陆乘风接过锦盒,小心翼翼地打开,只见里面是一个骷髅头,头骨上插着五个深可见骨的指洞,正是梅超风九阴白骨爪的标志性痕迹!众人脸色骤变,柯镇恶更是厉声喝道:“黑风双煞的梅超风!”
陆乘风展开书信,只见上面用歪歪扭扭的字迹写着:“立刻释放完颜康,否则归云庄鸡犬不留!”
陆乘风的面色瞬间变得惨白,他颓然靠在竹榻上:“梅超风的武功远在我之上,她的狠毒更是闻名江湖,这可如何是好?”
段尘站起身,拍了拍陆乘风的肩膀,语气沉稳:“陆师兄不必担忧,有我在,梅超风伤不了你们分毫。此前在中都赵王府,我曾与她交手,几招之内便将她击败,她的九阴白骨爪,在我面前不值一提。”
江南七侠与陆乘风闻言大喜,柯镇恶激动地握住段尘的手:“段小子,没想到你竟有如此实力!真是天助我也!”众人纷纷对段尘赞不绝口,陆乘风悬着的心也终于落了地。

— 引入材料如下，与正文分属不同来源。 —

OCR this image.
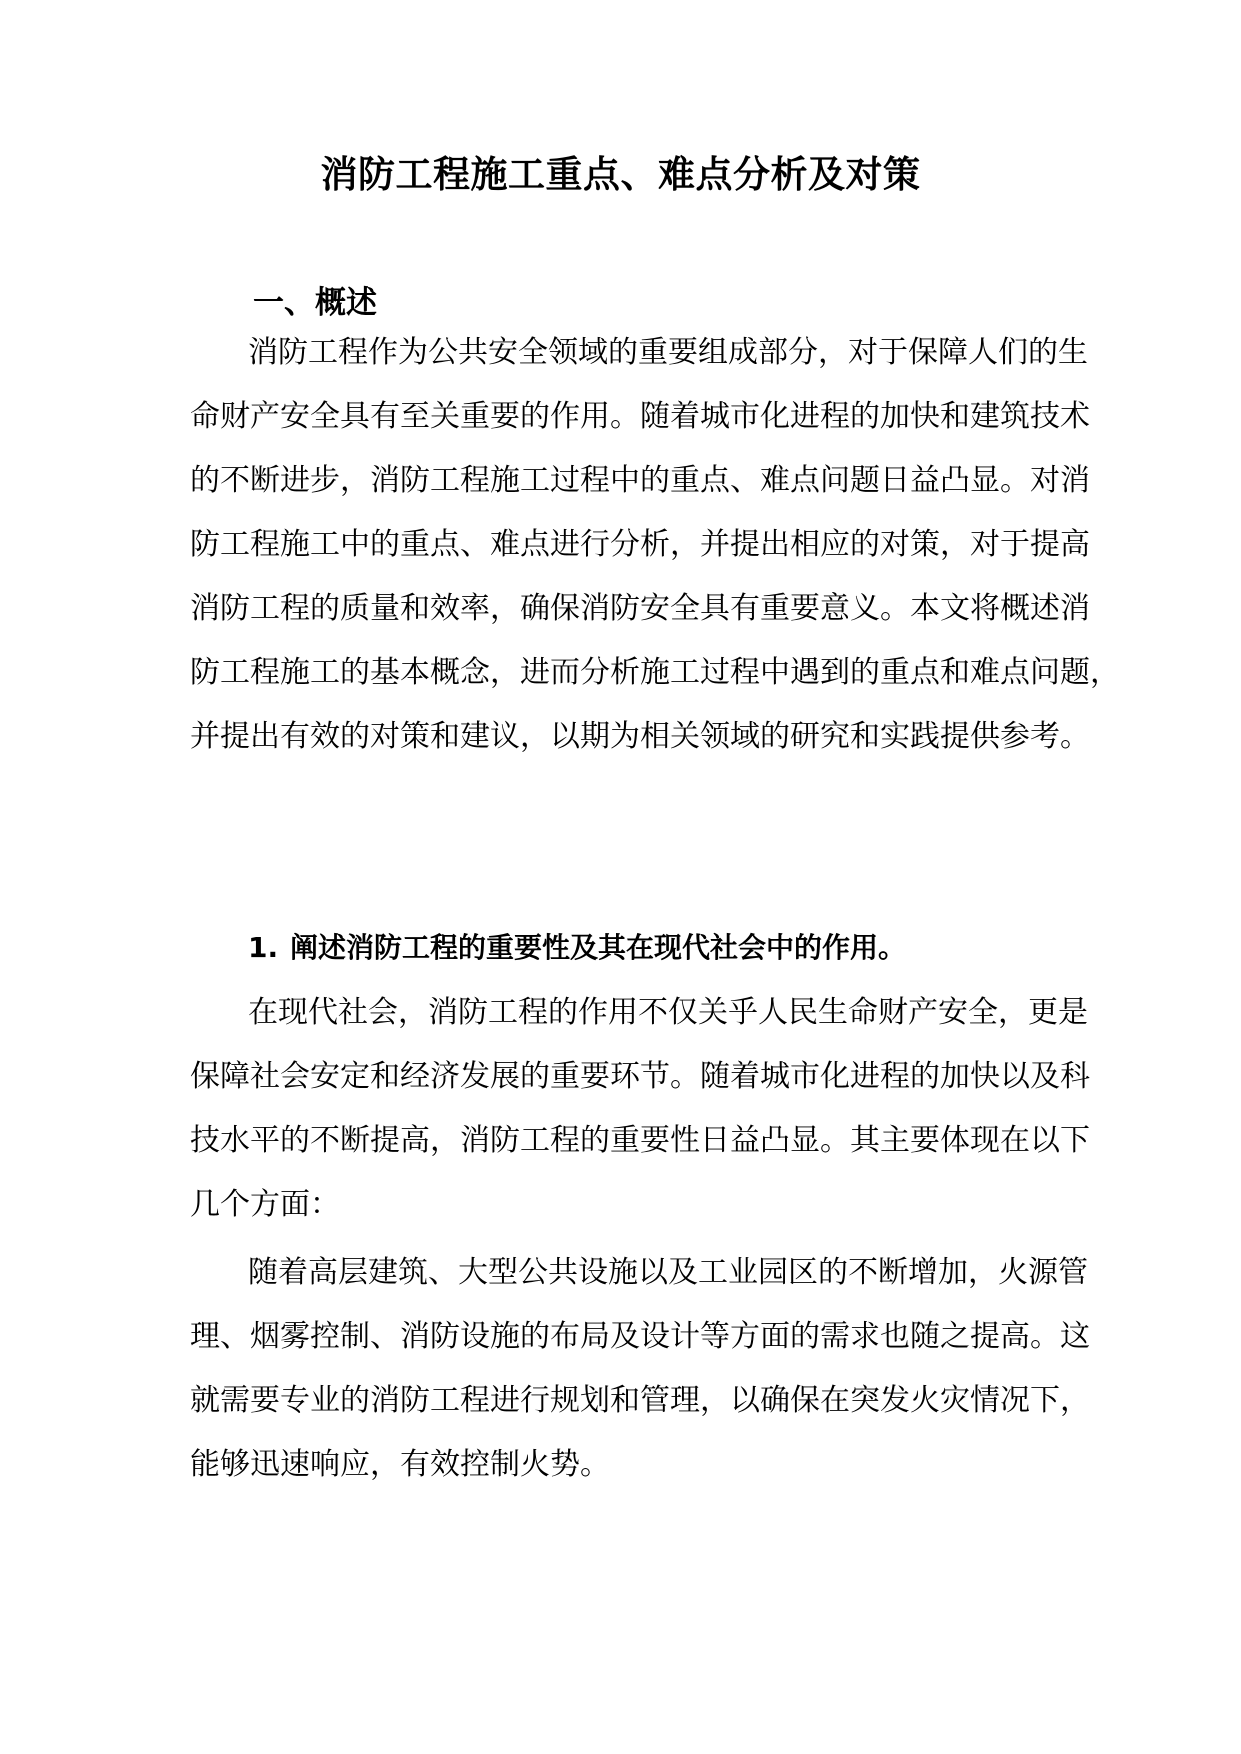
消防工程施工重点、难点分析及对策
一、概述
消防工程作为公共安全领域的重要组成部分，对于保障人们的生
命财产安全具有至关重要的作用。随着城市化进程的加快和建筑技术
的不断进步，消防工程施工过程中的重点、难点问题日益凸显。对消
防工程施工中的重点、难点进行分析，并提出相应的对策，对于提高
消防工程的质量和效率，确保消防安全具有重要意义。本文将概述消
防工程施工的基本概念，进而分析施工过程中遇到的重点和难点问题，
并提出有效的对策和建议，以期为相关领域的研究和实践提供参考。
1. 阐述消防工程的重要性及其在现代社会中的作用。
在现代社会，消防工程的作用不仅关乎人民生命财产安全，更是
保障社会安定和经济发展的重要环节。随着城市化进程的加快以及科
技水平的不断提高，消防工程的重要性日益凸显。其主要体现在以下
几个方面：
随着高层建筑、大型公共设施以及工业园区的不断增加，火源管
理、烟雾控制、消防设施的布局及设计等方面的需求也随之提高。这
就需要专业的消防工程进行规划和管理，以确保在突发火灾情况下，
能够迅速响应，有效控制火势。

当晚,众人依旧设宴欢聚,直至深夜才各自回房休息。段尘如往常一般,守在黄蓉的房门外为她护法一个时辰,看着她运转天长地久不老长春功,内息平稳后,才回到自己的客房。他心中暗道:“给梅超风送信的,大概率是穆念慈。这姑娘命途多舛,原著中屡次遇险,不知道是不是又被欧阳克抓走了,下次遇到再救她吧。”
次日一早,正是梅超风约定来要人的日子。陆乘风早早将众人召集到大厅,庄内的庄丁也手持兵器,严阵以待。就在此时,下人匆匆来报:“庄主!外面有一位高人求见,自称铁掌帮帮主裘千仞!”
“哦?裘帮主?”陆乘风一愣,“铁掌帮远在衡山,怎会突然来到太湖?”
下人补充道:“小人亲眼所见,裘大侠的船没有船桨,却能在湖面上飞速行驶,简直是神仙手段!”
片刻后,一个身着锦袍、身材魁梧的老者走了进来,他手捋胡须,神态倨傲:“陆庄主,听闻你被梅超风威胁,老夫特来相助。铁掌帮的铁掌功,足以碾压那女魔头!”
段尘扫了他一眼,心中冷笑。此人身上毫无内家高手的气息,招式根基更是粗浅不堪,分明是裘千仞的孪生弟弟裘千丈,一个靠着戏法招摇撞骗的江湖骗子。他懒得当场拆穿,决定看看这小丑能演到什么时候。